An increased demand for fourth-quarter inventory in this year's upfront sales period meant many networks -- broadcast and cable alike -- sold out a higher level of inventory than usual. And what's behind media buyers' early gift wrapping of their budgets? Commercial ratings.
This year's preferred "C3" metric, (the new moniker for commercial live-plus-three-days time-shifted viewing), has been more of a boon than a burden for networks, which were faced with an overall decline in live ratings and an increased amount of live viewing in DVR-enabled homes going into this year's upfront. But with a significant amount of fourth-quarter scatter dollars shifted to this year's upfront, the price for those last-minute holiday ads could be higher than in previous years. As one key broadcast sales-executive said, "Fourth [quarter] is going to be tight."
David Levy, Turner entertainment's head of sales, said the strength of this year's upfront market could be chalked up to demand outweighing supply, due to a variety of circumstances. "There was a currency change; scatter dollars moved into the upfront marketplace; there's political campaigns and the Olympics next year. Budgets were up. All that played as a factor."

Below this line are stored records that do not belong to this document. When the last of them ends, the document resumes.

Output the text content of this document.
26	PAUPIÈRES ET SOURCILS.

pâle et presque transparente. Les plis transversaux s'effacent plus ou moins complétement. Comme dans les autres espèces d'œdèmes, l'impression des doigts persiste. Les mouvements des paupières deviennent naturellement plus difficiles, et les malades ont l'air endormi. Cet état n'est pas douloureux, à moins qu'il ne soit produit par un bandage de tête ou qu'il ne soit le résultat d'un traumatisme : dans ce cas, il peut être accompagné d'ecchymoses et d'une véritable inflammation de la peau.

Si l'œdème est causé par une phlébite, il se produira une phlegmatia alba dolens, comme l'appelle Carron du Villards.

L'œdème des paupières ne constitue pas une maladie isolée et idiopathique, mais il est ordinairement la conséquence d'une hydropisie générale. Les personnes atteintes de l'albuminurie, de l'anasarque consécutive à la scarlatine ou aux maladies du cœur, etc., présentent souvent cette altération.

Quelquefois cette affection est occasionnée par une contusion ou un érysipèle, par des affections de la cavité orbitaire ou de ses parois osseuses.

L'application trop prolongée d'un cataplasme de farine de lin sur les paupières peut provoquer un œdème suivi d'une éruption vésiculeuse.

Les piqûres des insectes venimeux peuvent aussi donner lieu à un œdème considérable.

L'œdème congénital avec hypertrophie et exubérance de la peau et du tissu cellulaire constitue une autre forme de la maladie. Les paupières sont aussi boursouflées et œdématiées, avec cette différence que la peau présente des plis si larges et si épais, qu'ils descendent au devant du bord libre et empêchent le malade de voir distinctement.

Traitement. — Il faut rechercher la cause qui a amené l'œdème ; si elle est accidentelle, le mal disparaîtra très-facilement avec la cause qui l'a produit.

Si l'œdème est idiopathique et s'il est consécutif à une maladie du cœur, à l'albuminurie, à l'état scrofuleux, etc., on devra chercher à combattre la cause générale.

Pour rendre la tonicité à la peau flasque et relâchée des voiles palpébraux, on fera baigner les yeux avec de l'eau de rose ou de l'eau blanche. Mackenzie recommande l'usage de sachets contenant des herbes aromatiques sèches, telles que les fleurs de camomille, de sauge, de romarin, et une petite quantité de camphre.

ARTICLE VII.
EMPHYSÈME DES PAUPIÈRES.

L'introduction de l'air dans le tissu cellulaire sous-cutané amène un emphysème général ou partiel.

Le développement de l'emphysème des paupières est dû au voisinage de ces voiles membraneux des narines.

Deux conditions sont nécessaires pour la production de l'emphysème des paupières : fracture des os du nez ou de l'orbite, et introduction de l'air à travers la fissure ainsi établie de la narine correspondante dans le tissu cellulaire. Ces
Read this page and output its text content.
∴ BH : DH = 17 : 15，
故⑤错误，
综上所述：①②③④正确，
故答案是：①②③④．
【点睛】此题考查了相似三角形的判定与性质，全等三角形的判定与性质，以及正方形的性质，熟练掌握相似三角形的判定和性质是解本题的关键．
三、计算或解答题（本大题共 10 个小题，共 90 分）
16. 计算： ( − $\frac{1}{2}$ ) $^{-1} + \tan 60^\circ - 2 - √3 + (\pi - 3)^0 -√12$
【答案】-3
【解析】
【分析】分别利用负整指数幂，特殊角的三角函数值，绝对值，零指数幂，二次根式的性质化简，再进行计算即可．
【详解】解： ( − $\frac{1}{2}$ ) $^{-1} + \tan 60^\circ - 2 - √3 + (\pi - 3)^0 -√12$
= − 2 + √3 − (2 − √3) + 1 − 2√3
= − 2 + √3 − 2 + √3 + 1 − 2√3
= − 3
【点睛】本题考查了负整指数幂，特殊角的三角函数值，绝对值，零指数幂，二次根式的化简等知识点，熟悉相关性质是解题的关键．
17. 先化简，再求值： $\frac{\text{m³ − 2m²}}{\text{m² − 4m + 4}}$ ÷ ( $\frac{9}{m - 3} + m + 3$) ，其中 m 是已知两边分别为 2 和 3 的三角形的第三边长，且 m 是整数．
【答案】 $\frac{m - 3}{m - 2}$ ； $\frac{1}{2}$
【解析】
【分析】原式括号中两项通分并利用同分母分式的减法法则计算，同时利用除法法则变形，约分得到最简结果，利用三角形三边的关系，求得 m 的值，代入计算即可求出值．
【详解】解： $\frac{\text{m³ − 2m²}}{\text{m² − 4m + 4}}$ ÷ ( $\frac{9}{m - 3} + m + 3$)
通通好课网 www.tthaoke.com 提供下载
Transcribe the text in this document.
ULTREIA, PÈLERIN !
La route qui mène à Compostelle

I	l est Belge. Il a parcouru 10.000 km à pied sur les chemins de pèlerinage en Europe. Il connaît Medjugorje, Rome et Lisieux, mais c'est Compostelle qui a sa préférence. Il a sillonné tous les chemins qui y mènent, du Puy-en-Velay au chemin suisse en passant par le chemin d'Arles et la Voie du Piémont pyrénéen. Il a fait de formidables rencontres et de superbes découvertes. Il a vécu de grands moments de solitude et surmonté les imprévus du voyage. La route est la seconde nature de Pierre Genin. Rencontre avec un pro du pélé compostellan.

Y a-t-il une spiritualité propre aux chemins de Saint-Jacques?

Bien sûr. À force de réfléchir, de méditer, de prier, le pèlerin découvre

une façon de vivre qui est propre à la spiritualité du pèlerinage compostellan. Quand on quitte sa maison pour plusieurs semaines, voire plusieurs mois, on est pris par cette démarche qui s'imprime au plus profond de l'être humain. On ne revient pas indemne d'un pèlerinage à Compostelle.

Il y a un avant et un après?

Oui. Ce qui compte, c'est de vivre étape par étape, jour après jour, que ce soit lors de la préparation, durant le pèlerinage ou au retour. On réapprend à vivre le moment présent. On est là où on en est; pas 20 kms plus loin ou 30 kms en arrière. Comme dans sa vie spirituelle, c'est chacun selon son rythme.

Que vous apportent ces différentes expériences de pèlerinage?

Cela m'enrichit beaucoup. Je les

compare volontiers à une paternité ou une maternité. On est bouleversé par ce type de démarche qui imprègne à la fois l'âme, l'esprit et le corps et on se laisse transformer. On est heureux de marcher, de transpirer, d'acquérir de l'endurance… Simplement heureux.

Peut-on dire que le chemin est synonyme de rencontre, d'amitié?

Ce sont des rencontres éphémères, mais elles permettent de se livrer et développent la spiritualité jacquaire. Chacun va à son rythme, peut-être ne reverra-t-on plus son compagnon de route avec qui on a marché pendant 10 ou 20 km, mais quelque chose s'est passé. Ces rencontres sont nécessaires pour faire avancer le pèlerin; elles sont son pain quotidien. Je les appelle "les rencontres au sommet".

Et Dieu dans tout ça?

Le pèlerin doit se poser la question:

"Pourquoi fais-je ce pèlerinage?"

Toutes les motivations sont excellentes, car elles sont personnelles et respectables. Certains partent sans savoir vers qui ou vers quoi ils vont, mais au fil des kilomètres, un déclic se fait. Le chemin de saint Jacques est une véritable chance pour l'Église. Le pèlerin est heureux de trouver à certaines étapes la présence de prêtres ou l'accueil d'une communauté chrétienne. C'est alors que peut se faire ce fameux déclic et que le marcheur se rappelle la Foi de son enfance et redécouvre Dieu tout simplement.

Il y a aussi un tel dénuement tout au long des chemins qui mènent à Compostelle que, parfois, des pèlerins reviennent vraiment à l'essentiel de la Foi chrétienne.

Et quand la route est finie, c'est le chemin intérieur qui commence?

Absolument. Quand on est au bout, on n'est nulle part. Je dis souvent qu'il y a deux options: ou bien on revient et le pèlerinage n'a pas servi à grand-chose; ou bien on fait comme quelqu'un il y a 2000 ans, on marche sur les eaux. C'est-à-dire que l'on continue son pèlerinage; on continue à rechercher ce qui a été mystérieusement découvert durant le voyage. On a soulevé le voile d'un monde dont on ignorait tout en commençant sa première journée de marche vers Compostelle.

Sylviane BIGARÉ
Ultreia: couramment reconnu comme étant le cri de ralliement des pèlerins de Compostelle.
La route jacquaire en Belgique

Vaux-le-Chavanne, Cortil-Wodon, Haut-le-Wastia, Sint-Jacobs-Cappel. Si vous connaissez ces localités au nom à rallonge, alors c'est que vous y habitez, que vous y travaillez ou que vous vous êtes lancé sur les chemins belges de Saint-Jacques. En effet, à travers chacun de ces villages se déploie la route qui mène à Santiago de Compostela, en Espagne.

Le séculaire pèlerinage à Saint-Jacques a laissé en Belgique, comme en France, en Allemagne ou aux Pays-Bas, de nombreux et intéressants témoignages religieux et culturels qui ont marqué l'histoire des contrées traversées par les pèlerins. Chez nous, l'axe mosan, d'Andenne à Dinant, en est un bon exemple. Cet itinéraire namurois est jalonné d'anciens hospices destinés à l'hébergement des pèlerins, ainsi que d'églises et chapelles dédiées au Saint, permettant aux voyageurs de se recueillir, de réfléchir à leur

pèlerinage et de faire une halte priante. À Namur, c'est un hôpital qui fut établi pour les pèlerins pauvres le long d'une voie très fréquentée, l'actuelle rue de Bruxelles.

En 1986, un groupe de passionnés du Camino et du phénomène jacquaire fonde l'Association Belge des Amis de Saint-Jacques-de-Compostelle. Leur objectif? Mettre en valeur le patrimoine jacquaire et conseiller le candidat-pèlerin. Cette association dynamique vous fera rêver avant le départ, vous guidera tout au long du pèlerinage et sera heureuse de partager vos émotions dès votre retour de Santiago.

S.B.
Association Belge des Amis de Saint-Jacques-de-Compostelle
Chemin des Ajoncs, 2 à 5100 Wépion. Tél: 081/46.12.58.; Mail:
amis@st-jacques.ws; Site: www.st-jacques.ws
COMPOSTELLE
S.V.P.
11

At the end of last week, the cable upfront was expected to be 80% wrapped up, with the marketplace predicted by several key executives to come in at $6.7 billion, up at least 3% from last year's $6.5 billion take. Syndication is also nearing an end, with executives reporting a 3% overall increase to $2.06 billion.
This year's $9.1 billion broadcast upfront was up about 5% from last year's $8.95 billion overall take. In total, the TV industry booked nearly $18 billion in this upfront.
In line with broadcast
For both cable and syndication, the cost-per-thousand viewers rates and predominance of the C3 currency are in line with what the broadcast networks wrote last month. But many cable networks did a handful of deals using program ratings rather than commercial ratings, as some marketers expressed a higher comfort level with the more traditional metric.
The MTV Networks were the conglomerate most in favor of the old-school currency going into this year's upfront, issuing a letter to clients and agencies detailing the terms on which they would consider negotiating on commercial ratings across the board for a suite that includes MTV, VH1, Comedy Central and Spike. Although the networks have since cut several deals on a C3 basis, one major buyer said the group's continued holdout for program ratings will be what drags the market's final deals into negotiations that could last as long as the end of the month.
Others, such as Nickelodeon, Bravo and the Discovery networks signed up for Starcom's minute-by-minute ratings, as the Publicis Groupe agency was the only one to offer the more granular data in this year's cable upfront.
Cable CPMs up
As for cable CPMs, the Turner entertainment networks (TBS, TNT and the soon-to-rebrand CourtTV) reported increases in the 10%-11% range; the A&E networks posted low-to-mid double-digit increases; Lifetime earned high single-digit increases; and Hallmark Channel finished with CPM increases as high as 15% to 20% due to increased fourth-quarter demand for its holiday movies.
As recently as April, Merrill Lynch analyst Jessica Reif Cohen predicted this year's kids upfront would be up 5% from last year's $950 million total. Nickelodeon was the first to move in kids business this year after striking a $100 million deal with Starcom based on minute-by-minute ratings.
Mr. Levy said Turner's Cartoon Network should finish with increased revenue and CPMs, despite spending cutbacks from key food manufacturers such as Kellogg and General Mills. "Their dollars are down for Cartoon, but their overall dollars were up," he said. Instead, increased spending from categories such as movies and gaming will help the network break even this year.